We're leaving Terre Blanche tomorrow morning to stay the night at Kaliko, a hotel on the beach just north of Port-au-Prince so that we might catch an early flight on Sunday. It's going to be hard to leave this place.

The past 10 weeks have been some of the best weeks of my life. I am grateful for all of the friends and memories I've made and will cherish them always. I'm also terribly grateful for all of the people here who are now praying with me that I can find a job in the States that will enable me to "vini anko byento" (come again very soon).

Si Bondye Vle.

Friday, March 4, 2011

Next stop... Houston?

I can't believe it but I'm at my final destination (sort of).

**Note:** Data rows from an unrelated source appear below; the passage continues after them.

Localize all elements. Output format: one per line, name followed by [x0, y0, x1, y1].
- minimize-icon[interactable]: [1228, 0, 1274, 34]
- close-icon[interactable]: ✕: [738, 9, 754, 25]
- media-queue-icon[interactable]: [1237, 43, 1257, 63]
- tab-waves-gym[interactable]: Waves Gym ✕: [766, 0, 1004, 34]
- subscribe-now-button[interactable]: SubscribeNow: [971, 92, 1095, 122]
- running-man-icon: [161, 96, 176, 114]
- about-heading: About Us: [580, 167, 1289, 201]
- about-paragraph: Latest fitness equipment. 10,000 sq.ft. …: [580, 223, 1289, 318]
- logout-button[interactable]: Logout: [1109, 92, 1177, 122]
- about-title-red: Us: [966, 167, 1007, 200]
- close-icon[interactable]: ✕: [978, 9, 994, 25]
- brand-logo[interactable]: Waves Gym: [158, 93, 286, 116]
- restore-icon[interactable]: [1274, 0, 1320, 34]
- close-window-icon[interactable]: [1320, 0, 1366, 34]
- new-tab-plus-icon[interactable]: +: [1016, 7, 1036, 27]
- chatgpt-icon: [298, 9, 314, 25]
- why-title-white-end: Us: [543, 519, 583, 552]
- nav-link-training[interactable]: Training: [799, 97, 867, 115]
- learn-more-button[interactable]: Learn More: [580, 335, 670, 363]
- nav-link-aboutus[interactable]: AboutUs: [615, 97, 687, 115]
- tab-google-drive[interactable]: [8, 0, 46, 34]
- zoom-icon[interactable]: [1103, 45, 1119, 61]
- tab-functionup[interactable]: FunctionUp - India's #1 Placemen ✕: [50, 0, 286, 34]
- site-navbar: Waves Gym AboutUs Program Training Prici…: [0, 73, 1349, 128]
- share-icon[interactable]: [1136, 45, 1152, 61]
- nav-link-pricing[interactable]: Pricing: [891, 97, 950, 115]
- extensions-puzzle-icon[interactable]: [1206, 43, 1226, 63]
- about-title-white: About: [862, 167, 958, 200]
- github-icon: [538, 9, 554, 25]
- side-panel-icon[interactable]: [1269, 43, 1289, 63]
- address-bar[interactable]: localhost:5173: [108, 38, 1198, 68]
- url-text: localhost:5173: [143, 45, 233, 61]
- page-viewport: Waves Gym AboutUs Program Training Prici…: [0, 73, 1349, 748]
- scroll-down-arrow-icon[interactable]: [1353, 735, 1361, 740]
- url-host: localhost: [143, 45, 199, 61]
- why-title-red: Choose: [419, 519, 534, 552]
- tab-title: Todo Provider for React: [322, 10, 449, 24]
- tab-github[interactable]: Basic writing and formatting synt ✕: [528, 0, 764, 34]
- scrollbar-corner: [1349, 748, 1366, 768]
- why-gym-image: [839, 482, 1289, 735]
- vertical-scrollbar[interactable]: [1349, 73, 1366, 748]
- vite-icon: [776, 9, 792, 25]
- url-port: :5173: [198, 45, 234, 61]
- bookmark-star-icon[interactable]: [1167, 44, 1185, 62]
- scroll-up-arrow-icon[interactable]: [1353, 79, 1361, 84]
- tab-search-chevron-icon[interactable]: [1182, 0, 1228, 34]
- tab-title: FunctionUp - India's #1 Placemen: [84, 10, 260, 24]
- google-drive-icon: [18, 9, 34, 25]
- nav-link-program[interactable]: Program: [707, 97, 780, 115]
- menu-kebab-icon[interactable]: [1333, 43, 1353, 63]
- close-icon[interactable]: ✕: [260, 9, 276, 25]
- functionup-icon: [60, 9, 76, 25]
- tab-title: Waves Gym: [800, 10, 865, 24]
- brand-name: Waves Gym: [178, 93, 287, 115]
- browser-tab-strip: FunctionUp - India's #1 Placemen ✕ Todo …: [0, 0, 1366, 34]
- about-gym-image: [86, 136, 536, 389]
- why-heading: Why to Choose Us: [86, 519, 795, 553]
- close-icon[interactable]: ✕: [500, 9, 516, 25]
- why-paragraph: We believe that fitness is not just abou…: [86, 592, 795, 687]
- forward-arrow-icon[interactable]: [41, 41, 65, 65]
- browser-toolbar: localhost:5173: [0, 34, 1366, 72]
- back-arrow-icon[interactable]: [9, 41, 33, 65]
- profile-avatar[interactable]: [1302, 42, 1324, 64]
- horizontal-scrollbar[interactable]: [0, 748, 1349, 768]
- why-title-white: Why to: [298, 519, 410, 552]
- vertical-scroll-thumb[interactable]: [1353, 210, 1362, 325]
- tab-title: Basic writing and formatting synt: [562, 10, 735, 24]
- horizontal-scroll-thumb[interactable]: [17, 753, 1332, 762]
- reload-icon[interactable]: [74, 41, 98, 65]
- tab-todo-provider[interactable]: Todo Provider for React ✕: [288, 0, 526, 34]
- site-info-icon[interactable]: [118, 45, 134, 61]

My last few days in Leogane were rather eventful, the morning after I posted about my crazy weekend, we had an earthquake at 4:10am. It was small and didn't last very long, but it was enough to get hearts pumping and minds racing. It was either a 4.6 or a 3.8 (magnitudes different I realize, but in Haiti news is all "yo di" (rumor) and I'm only repeating what I was told). I was in the middle of some strange dream and proceeded to get caught in my mosquito net while trying to escape my bunk. I wasn't panicked, thank the Lord, but I was a little shaky afterward and spent the rest of the morning lying in the middle of the courtyard watching the stars fade and praying for all of the children who are growing up in such unstability.

The next 3 days were full of concrete and power tools and lots of laughter but all with the tinge of sadness that is becoming all too familiar. I left Leogane this morning at the break of dawn and spent the entire day in a car going to, waiting at, and going from the airport all of the way up north past Gonaives. This is an absolutely gorgeous, breathtaking, heartbreakingly beautiful country and I am very happy to not be sitting in a car right now! I will be spending the next week speaking Creole and taking vitals for up to 1,000 patients at a rural clinc with a team from the Northwest. This should round out my experiences rather well as I will now have some medical experience to add to the list of responses to the ever-popular question "so what have you been doing in Haiti?"

This has been quite the whirlwind adventure, and I'm still struggling to believe I've been here over two months already. Everyplace I have gone now, I have been invited, begged even in some cases, to stay longer. Everytime, I have had to say no after wrestling with the temptation to throw it all in the wind and cancel my return ticket. I am glad I have said no and kept on with this journey, but now the end really is in sight. I leave Haiti a week from Sunday and I am praying that between now and then God will prepare my heart for leaving and also prepare me for the culture shock of visiting a cousin in Texas!

Thank you all for the prayers and continued love and support. I'll try to post one more time before Texas, but if not...next stop: Houston!